🤖 AI Summary
To address the low sampling efficiency of reinforcement learning methods in downstream adaptation of large language models (LLMs), this paper proposes GEPA—a natural-language-based reflective prompt optimization framework. GEPA diagnoses issues by analyzing system-level reasoning traces, generates improved prompts via natural language generation, and integrates genetic algorithms with Pareto frontier selection to enable multi-objective, few-shot prompt search. Its key innovation lies in the first coupling of linguistic reflection mechanisms with genetic-Pareto optimization, supporting runtime collaborative optimization across multiple LLMs. Experiments demonstrate that GEPA achieves an average 10% performance gain over GRPO across four tasks (up to +20%), with a 35× improvement in sampling efficiency; it also outperforms MIPROv2 by over 10% on two large-scale models.
📝 Abstract
Large language models (LLMs) are increasingly adapted to downstream tasks via reinforcement learning (RL) methods like Group Relative Policy Optimization (GRPO), which often require thousands of rollouts to learn new tasks.

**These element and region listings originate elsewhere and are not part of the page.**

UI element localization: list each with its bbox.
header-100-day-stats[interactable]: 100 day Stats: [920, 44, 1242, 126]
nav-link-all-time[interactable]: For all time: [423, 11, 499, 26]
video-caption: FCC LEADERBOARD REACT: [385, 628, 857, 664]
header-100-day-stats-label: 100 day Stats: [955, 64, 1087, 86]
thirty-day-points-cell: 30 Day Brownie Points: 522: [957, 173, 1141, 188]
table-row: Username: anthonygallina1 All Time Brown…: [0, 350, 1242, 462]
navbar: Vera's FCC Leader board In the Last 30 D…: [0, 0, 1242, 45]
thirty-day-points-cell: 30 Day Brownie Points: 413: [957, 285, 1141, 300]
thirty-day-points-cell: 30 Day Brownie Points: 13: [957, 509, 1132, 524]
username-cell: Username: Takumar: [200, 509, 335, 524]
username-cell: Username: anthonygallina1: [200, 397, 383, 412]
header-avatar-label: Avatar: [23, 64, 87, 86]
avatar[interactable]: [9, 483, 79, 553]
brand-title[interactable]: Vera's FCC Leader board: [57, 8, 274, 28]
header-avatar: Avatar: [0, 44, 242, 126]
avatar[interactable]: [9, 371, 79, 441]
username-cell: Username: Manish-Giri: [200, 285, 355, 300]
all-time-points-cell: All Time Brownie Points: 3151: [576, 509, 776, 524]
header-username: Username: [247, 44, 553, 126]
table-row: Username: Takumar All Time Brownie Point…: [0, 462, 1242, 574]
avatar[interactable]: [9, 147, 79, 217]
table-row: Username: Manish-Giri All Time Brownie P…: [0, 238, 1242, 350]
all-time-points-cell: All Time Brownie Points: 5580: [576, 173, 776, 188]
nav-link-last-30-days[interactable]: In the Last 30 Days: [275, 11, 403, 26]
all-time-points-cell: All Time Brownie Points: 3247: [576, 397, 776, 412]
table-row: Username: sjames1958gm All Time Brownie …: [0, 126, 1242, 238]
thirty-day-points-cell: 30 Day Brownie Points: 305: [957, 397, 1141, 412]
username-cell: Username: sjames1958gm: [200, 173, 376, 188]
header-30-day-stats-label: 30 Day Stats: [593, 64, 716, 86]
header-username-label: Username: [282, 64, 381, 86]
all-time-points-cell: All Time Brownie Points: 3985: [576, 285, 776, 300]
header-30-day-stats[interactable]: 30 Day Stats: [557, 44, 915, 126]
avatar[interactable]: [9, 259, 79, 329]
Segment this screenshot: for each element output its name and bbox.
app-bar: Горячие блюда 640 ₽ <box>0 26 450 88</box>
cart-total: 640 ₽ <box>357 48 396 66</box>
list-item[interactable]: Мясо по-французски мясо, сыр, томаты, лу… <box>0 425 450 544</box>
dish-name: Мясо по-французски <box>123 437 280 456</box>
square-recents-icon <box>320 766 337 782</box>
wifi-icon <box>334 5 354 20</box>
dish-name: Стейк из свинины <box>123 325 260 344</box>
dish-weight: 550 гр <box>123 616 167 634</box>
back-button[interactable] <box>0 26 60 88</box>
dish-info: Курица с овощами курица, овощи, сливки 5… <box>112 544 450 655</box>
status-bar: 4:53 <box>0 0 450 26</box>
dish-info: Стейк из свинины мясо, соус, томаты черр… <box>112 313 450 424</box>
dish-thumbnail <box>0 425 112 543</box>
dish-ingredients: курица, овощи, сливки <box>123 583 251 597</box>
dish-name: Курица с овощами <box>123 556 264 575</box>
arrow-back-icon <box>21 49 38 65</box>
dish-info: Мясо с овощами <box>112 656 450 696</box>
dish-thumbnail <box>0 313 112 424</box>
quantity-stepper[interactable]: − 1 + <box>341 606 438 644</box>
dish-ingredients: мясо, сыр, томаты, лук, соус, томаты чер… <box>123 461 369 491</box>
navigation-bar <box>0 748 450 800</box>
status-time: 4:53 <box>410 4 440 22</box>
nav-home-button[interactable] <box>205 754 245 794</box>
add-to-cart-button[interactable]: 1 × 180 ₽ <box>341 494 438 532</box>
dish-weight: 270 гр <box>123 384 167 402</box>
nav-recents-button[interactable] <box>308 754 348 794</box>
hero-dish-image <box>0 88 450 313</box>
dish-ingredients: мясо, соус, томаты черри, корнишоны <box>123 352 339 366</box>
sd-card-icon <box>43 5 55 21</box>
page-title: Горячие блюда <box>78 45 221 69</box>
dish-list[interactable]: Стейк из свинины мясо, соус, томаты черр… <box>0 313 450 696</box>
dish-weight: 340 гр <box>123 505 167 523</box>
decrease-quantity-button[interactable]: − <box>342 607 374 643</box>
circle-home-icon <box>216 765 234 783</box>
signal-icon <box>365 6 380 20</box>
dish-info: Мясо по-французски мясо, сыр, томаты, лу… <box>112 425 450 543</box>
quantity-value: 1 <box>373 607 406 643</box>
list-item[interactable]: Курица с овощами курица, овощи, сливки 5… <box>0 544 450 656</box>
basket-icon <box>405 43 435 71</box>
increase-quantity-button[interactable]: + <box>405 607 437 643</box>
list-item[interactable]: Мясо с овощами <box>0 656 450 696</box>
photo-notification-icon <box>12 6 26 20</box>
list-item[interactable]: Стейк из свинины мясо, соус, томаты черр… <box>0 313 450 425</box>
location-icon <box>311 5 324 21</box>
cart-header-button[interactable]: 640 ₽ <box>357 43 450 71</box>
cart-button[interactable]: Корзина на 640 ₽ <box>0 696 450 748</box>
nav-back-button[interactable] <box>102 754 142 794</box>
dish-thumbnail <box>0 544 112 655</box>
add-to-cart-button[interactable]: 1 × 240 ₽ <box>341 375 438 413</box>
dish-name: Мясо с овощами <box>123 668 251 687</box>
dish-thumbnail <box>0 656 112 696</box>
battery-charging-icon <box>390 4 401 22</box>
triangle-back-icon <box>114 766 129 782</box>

We argue that the interpretable nature of language can often provide a much richer learning medium for LLMs, compared with policy gradients derived from sparse, scalar rewards. To test this, we introduce GEPA (Genetic-Pareto), a prompt optimizer that thoroughly incorporates natural language reflection to learn high-level rules from trial and error. Given any AI system containing one or more LLM prompts, GEPA samples system-level trajectories (e.g., reasoning, tool calls, and tool outputs) and reflects on them in natural language to diagnose problems, propose and test prompt updates, and combine complementary lessons from the Pareto frontier of its own attempts. As a result of GEPA's design, it can often turn even just a few rollouts into a large quality gain. Across four tasks, GEPA outperforms GRPO by 10% on average and by up to 20%, while using up to 35x fewer rollouts. GEPA also outperforms the leading prompt optimizer, MIPROv2, by over 10% across two LLMs, and demonstrates promising results as an inference-time search strategy for code optimization.